Ich verstehe und teile Ihre Empörung. Die Vorgänge um ihre gescheiterte Wahl sind in der Tat ein tiefer Einschnitt – politisch, institutionell und demokratisch. Frau Brosius-Gersdorf steht für Integrität, fachliche Exzellenz und eine wertegebundene Verfassungsrechtslehre, wie sie für unsere liberale Demokratie konstitutiv ist. Dass ausgerechnet eine solche Persönlichkeit Ziel einer orchestrierten Diffamierungskampagne geworden ist – getragen von rechtspopulistischen bis rechtsextremen Mediennetzwerken und digitalen Akteuren – sollte uns alle alarmieren.
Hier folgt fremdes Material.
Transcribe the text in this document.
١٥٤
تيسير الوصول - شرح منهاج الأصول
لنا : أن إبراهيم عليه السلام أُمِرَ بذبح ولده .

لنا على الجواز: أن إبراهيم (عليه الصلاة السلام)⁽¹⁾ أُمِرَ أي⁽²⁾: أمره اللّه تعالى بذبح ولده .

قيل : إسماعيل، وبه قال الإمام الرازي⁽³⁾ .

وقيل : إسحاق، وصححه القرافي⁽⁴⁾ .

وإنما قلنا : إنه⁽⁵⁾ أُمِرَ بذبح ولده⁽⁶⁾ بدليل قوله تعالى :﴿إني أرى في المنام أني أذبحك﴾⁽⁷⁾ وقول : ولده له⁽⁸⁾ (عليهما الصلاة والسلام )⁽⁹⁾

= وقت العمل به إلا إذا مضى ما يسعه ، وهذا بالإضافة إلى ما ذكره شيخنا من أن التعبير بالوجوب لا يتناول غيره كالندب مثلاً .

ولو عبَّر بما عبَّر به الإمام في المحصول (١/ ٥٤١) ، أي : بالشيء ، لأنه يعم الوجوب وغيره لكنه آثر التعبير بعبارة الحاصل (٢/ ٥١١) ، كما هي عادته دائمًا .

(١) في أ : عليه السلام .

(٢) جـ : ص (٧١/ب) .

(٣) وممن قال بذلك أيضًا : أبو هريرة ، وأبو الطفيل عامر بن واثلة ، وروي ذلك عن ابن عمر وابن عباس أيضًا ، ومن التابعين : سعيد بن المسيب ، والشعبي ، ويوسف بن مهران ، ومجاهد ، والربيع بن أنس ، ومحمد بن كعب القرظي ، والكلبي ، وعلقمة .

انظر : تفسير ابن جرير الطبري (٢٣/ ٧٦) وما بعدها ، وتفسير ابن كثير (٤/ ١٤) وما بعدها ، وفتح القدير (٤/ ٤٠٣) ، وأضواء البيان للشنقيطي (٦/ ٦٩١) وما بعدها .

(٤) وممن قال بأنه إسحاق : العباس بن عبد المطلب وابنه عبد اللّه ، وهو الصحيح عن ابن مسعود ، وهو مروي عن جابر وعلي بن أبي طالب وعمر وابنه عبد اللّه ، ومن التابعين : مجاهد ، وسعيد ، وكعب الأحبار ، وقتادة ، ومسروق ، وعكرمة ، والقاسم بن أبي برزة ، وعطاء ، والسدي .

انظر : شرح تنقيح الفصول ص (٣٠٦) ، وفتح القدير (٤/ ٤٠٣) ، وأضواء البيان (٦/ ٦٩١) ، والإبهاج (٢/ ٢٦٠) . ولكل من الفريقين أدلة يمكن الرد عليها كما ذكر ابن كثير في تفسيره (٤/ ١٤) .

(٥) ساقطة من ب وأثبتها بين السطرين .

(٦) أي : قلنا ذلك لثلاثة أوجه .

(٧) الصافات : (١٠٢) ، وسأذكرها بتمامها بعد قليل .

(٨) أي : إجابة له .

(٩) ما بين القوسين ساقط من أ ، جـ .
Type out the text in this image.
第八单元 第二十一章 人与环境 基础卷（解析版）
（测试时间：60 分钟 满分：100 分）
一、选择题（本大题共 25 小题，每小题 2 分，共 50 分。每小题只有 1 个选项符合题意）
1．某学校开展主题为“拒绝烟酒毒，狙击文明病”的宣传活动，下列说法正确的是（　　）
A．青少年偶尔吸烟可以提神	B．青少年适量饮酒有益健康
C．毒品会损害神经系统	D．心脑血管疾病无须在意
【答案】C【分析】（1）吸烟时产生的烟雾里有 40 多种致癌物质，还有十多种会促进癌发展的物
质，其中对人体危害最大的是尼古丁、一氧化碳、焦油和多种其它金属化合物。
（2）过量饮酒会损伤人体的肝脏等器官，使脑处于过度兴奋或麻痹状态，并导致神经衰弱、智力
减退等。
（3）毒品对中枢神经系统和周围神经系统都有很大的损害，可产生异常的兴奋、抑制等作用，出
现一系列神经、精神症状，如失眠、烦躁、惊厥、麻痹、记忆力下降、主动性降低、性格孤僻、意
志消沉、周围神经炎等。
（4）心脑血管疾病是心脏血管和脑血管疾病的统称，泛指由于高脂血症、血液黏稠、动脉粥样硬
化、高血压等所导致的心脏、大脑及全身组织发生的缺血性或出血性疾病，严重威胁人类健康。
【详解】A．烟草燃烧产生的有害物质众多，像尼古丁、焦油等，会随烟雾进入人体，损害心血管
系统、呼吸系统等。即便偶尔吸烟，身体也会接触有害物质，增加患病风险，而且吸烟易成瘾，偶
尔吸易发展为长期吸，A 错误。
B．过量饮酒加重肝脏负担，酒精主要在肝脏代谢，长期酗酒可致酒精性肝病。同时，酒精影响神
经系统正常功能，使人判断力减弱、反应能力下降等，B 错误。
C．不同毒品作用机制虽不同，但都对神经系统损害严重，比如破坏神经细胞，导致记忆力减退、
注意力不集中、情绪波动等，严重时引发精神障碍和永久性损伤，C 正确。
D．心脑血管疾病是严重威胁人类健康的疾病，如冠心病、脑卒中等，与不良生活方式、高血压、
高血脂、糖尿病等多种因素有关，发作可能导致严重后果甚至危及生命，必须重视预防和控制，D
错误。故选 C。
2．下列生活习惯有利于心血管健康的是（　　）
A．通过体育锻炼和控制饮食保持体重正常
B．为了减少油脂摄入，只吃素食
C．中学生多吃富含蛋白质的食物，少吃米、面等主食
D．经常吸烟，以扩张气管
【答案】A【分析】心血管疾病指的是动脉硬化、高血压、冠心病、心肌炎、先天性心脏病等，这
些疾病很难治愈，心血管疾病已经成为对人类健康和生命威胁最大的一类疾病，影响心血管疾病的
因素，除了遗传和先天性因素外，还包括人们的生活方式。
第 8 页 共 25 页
Umso gravierender ist es, dass die Unionsfraktion – trotz vorheriger Verständigung, trotz mehrfacher Zusagen und trotz frühzeitiger Einbindung – am Tag der Wahl ihre Unterstützung verweigert hat. Dieses Verhalten stellt nicht nur einen offenen Bruch politischer Absprachen dar, sondern auch einen schweren Vertrauensverlust im Umgang zwischen den demokratischen Fraktionen. Dass der Rückzug unserer Kandidatin allein auf dieser Blockadehaltung beruht, ist ein beunruhigendes Signal – nicht nur für die Institution des Bundesverfassungsgerichts, sondern für den Zustand parlamentarischer Verlässlichkeit insgesamt.

Ich stimme Ihnen zu: Hier geht es nicht um eine Personalie im engeren Sinne, sondern um Grundsätzliches – um das Selbstverständnis demokratischer Verfahren, um den Schutz vor gezielter Desinformation und um die Frage, ob wir bereit sind, der Aushöhlung demokratischer Standards entschlossen entgegenzutreten. Wenn wir als SPD-Fraktion in dieser Situation nicht klar Haltung zeigen, wann dann?

Gleichzeitig müssen wir angesichts der neuen Lage verantwortungsvoll handeln. Das bisherige Personaltableau war ein Gesamtpaket, getragen von Ausgleich und institutioneller Balance. Mit dem Rückzug von Frau Brosius-Gersdorf ist dieses Gefüge zerbrochen. Eine isolierte Nachbesetzung auf unserer Seite – ohne politische Konsequenzen für die Verweigerungshaltung der Union – wäre aus meiner Sicht nicht nur strategisch unklug, sondern auch ein falsches Signal: als könnten wir zur Tagesordnung übergehen, während demokratische Spielregeln ohne Folgen verletzt werden.

Deshalb trete ich dafür ein, dass wir diesen Tabubruch nicht stillschweigend akzeptieren. Es braucht jetzt einen vollständigen Neustart – politisch wie personell. Die Glaubwürdigkeit unserer Fraktion, der Respekt vor dem höchsten deutschen Gericht und nicht zuletzt das Vertrauen der Bürgerinnen und Bürger in die Standhaftigkeit demokratischer Kräfte stehen auf dem Spiel.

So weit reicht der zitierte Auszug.